Now we instead want to plot the probability density function itself, which means the probability of finishing after exactly \(N\) steps. The easiest way to find this is simply to take the derivative of the cumulative function.

Use np.gradient to take the derivative of the cumulative density function found in 2e), and then plot the derivative.

2g) Adding the chutes and the Ladders#

We now want to repeat our analysis after adding chutes and ladders to our board. The first thing you will need to do is update the propagator matrix.

First copy the empty board propagator matrix by using M.copy(). Then change it to reflect adding the chutes and ladders. Call your new matrix \(L\). Now you only need to update \(L\), and we are good to go.

Updating \(L\) to add the chutes and ladders is easier than it might seem. As \(M_{i, j}\) denotes the probability of going from \(j\) to \(i\), simply take any value that would end at the start of a chute and ladder and move that probability to the end of the chute and ladder. For example, let’s say we have a ladder going from 12 to 37, then we would simply do:

L[start, :] = 0.
L[end, :] += M[start, :]

To add all your chutes and ladders, simply loop over them and repeat this process.

Generate the full \(L\) matrix, and plot it using plt.matshow.
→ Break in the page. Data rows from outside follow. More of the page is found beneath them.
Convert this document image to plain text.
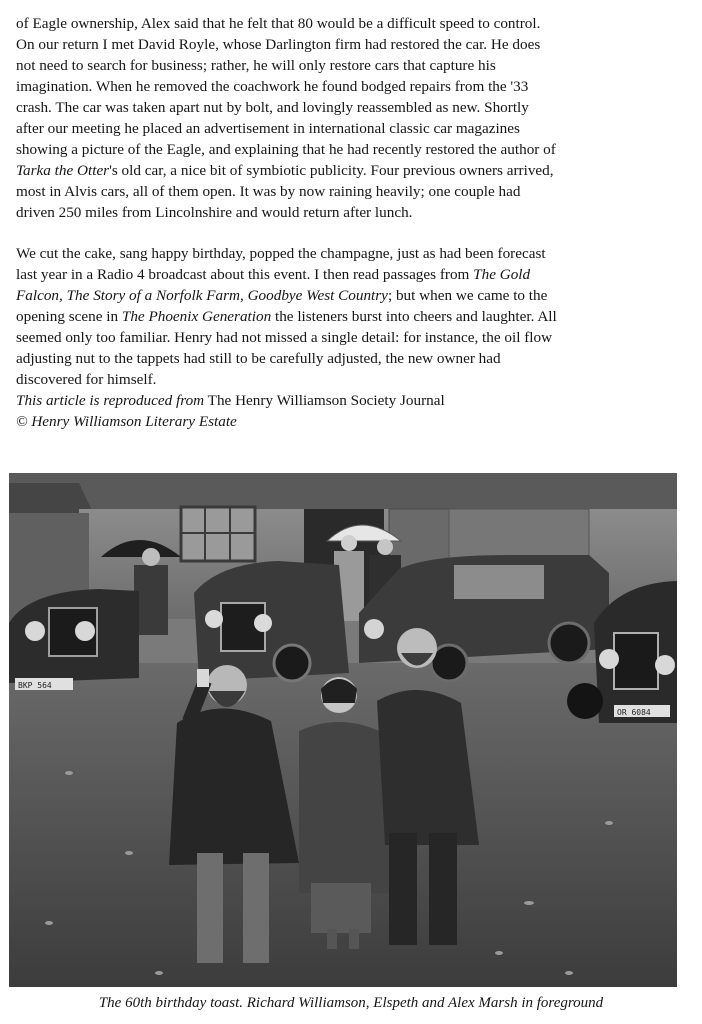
of Eagle ownership, Alex said that he felt that 80 would be a difficult speed to control.
On our return I met David Royle, whose Darlington firm had restored the car. He does
not need to search for business; rather, he will only restore cars that capture his
imagination. When he removed the coachwork he found bodged repairs from the '33
crash. The car was taken apart nut by bolt, and lovingly reassembled as new. Shortly
after our meeting he placed an advertisement in international classic car magazines
showing a picture of the Eagle, and explaining that he had recently restored the author of
Tarka the Otter's old car, a nice bit of symbiotic publicity. Four previous owners arrived,
most in Alvis cars, all of them open. It was by now raining heavily; one couple had
driven 250 miles from Lincolnshire and would return after lunch.
We cut the cake, sang happy birthday, popped the champagne, just as had been forecast
last year in a Radio 4 broadcast about this event. I then read passages from The Gold
Falcon, The Story of a Norfolk Farm, Goodbye West Country; but when we came to the
opening scene in The Phoenix Generation the listeners burst into cheers and laughter. All
seemed only too familiar. Henry had not missed a single detail: for instance, the oil flow
adjusting nut to the tappets had still to be carefully adjusted, the new owner had
discovered for himself.
This article is reproduced from The Henry Williamson Society Journal
© Henry Williamson Literary Estate
BKP 564
OR 6084
The 60th birthday toast. Richard Williamson, Elspeth and Alex Marsh in foreground
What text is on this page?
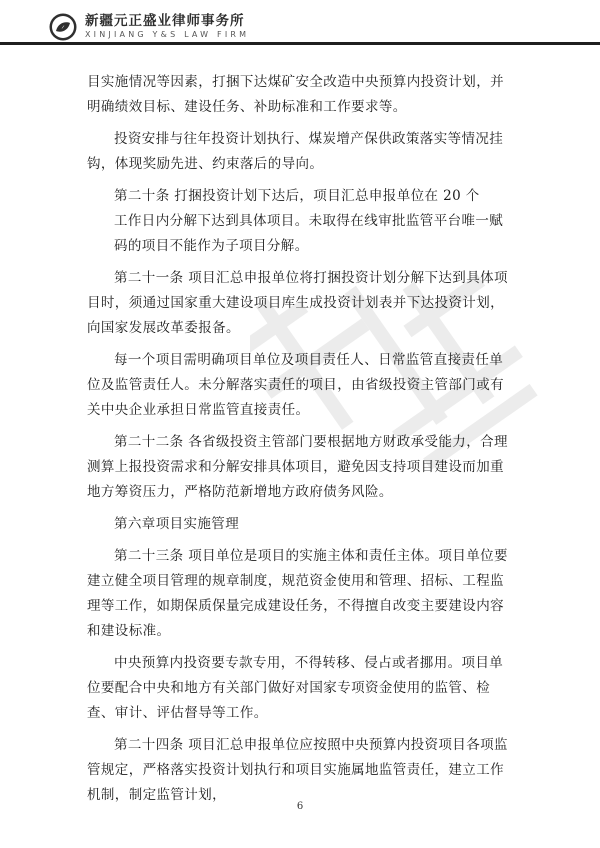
新疆元正盛业律师事务所
XINJIANG Y&S LAW FIRM

目实施情况等因素，打捆下达煤矿安全改造中央预算内投资计划，并明确绩效目标、建设任务、补助标准和工作要求等。

投资安排与往年投资计划执行、煤炭增产保供政策落实等情况挂钩，体现奖励先进、约束落后的导向。

第二十条 打捆投资计划下达后，项目汇总申报单位在 20 个

工作日内分解下达到具体项目。未取得在线审批监管平台唯一赋

码的项目不能作为子项目分解。

第二十一条 项目汇总申报单位将打捆投资计划分解下达到具体项目时，须通过国家重大建设项目库生成投资计划表并下达投资计划，向国家发展改革委报备。

每一个项目需明确项目单位及项目责任人、日常监管直接责任单位及监管责任人。未分解落实责任的项目，由省级投资主管部门或有关中央企业承担日常监管直接责任。

第二十二条 各省级投资主管部门要根据地方财政承受能力，合理测算上报投资需求和分解安排具体项目，避免因支持项目建设而加重地方筹资压力，严格防范新增地方政府债务风险。

第六章项目实施管理

第二十三条 项目单位是项目的实施主体和责任主体。项目单位要建立健全项目管理的规章制度，规范资金使用和管理、招标、工程监理等工作，如期保质保量完成建设任务，不得擅自改变主要建设内容和建设标准。

中央预算内投资要专款专用，不得转移、侵占或者挪用。项目单位要配合中央和地方有关部门做好对国家专项资金使用的监管、检查、审计、评估督导等工作。

第二十四条 项目汇总申报单位应按照中央预算内投资项目各项监管规定，严格落实投资计划执行和项目实施属地监管责任，建立工作机制，制定监管计划，

6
Verify that all columns still add to 1.

Exercise 2h) Finding the probability distributions#

Now repeat the the process of exercise 2e) and 2f), i.e., use matrix-vector multiplication to iterate \(\vec{p}_{N}\) and read out the final entry: \(p_{100, N}\).

Plot the cumulative distribution function, and its derivative, for the board with the chutes and ladders added.

Exercise 2i) Compare the empty and the normal board#

Now plot the two probability functions for the empty and the normal board on top of each other. What is the qualitative effect of adding chutes and ladders to the board?

From the plot, we see that the probability function for the empty board is much thinner and higher, while for the normal board it is lower and more spread out. Note that because this is a probability distribution, the sum under the curve must be 1. And so the height and width of the curves are coupled.

The reason the probability of the normal board is more spread out is that addingsthe chutes and ladders is adding variance to the game. With the chutes and ladders we can get lucky and finish early, or we can get unlucky and psend longer to finish. This is reflected in the probability distributions.

In addition to being more spread out, the curve for the normal board has more of its weight towards the left. This means that on average we will tend to finish in a fewer number of rolls on the normal board than on the empty board. This means that there is a benefit to the player for having the chutes and ladders added. This is because the benefit of the ladders outweighs the negative cost of the chutes. This is probably intentional from the game designers, as having more ladders than chutes is probably more fun to those playing the game.

Exercise 2j) Comparing the random walk to the markov chain#

Finally, compare the probability density function you found with your Markov chain, to that found from the random walks (2c), by plotting them over each other.